Effective altruists, as we’ve seen, also recommend contributing to the most effective global poverty relief organizations. Singer and MacAskill realize that few people have the time, talent, or resources to arrive at reliable conclusions about these matters themselves, so they strongly recommend turning to GiveWell for guidance. At the moment GiveWell lists four organizations as its top choices (Against Malaria Foundation, Schistosomiasis Control Initiative, Deworm the World Initiative, GiveDirectly) and four more as “standout charities.” They don’t recommend Oxfam, Doctors Without Borders, Save the Children, or UNICEF—to name just a few—because, as both Singer and MacAskill note, it’s very difficult to determine the efficacy of organizations with many different programs, and of specific programs that are not susceptible to testing by randomized controlled trials.
That may be, but it raises some worries. First, this conclusion conflicts with what seems like a reasonable strategy in light of the enormous uncertainty and rapid change inherent in these matters: diversify, don’t put all your eggs in one basket. Second, GiveWell’s judgments of effectiveness would seem to depend on background conditions that include the operations of large charities like Oxfam and Doctors Without Borders. If contributions to those organizations declined significantly, it seems likely that serious consequences would ensue for poor people around the world.
Finally, the maximum effectiveness strategy means neglecting programs that support advocacy for political and structural change, which are essential for addressing the deeper roots of poverty. Singer describes sympathetically several Oxfam programs of this kind but concludes that, although if successful their return on investment would probably be very large, “we do not, at present, know enough to say whether policy advocacy offers better or worse value for money than direct aid programs.” The point also applies to domestic poverty. People across the political spectrum should agree that structural changes that allow all workers to earn a decent living are preferable to welfare programs and private charity.

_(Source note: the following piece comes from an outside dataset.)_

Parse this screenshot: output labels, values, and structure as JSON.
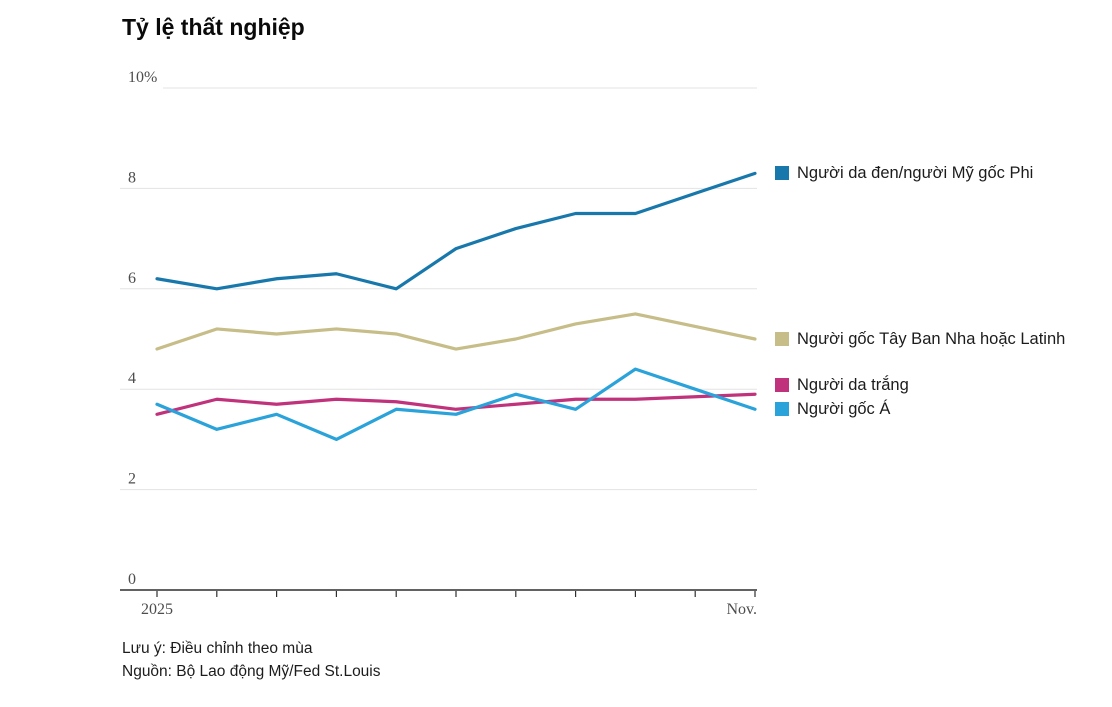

Some people in this world are
lucky and others very unlucky—in the families, the neighborhoods, the countries
they were born and raised in, and more generally in the deck they’ve been dealt.

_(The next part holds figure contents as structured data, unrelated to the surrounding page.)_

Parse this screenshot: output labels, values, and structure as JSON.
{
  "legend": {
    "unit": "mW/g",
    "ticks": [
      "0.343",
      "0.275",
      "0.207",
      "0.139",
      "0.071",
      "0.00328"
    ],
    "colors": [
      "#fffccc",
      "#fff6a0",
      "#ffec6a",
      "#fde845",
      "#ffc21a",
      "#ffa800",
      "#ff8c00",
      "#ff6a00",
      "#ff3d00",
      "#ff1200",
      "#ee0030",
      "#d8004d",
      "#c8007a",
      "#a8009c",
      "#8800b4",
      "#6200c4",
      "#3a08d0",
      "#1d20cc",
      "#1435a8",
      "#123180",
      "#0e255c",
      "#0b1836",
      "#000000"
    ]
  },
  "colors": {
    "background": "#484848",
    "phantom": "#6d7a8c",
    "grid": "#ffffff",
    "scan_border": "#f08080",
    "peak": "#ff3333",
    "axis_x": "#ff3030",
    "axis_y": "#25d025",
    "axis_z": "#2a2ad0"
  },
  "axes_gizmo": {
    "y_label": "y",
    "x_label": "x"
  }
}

To some that’s just the way it is. To others it’s unacceptable or even unjust. To
those in the latter camp, the most important questions remain. How much should
we do? What exactly should we do? Clearly the answers will vary depending on a giver’s
needs, resources, abilities, proclivities. The effective altruists have shown that,
without undue burdens, many of us can and should do a lot more than we do now. But
in their zeal to maximize effectiveness, they distort human psychology, undervalue
the contributions made by ordinary people, and neglect the kind of structural and
political change that is ultimately necessary to redress the suffering and
radical inequality we see around us.
Correction: A previous version of this article stated that Giving What We Can urges its members to donate ten percent of their income to “causes dedicated to relieving global poverty.” In fact, the organization does not specify that those funds have to go to global poverty relief. Instead, it encourages members to donate ten percent of their income to “whichever organizations can most effectively use it to improve the lives of others.”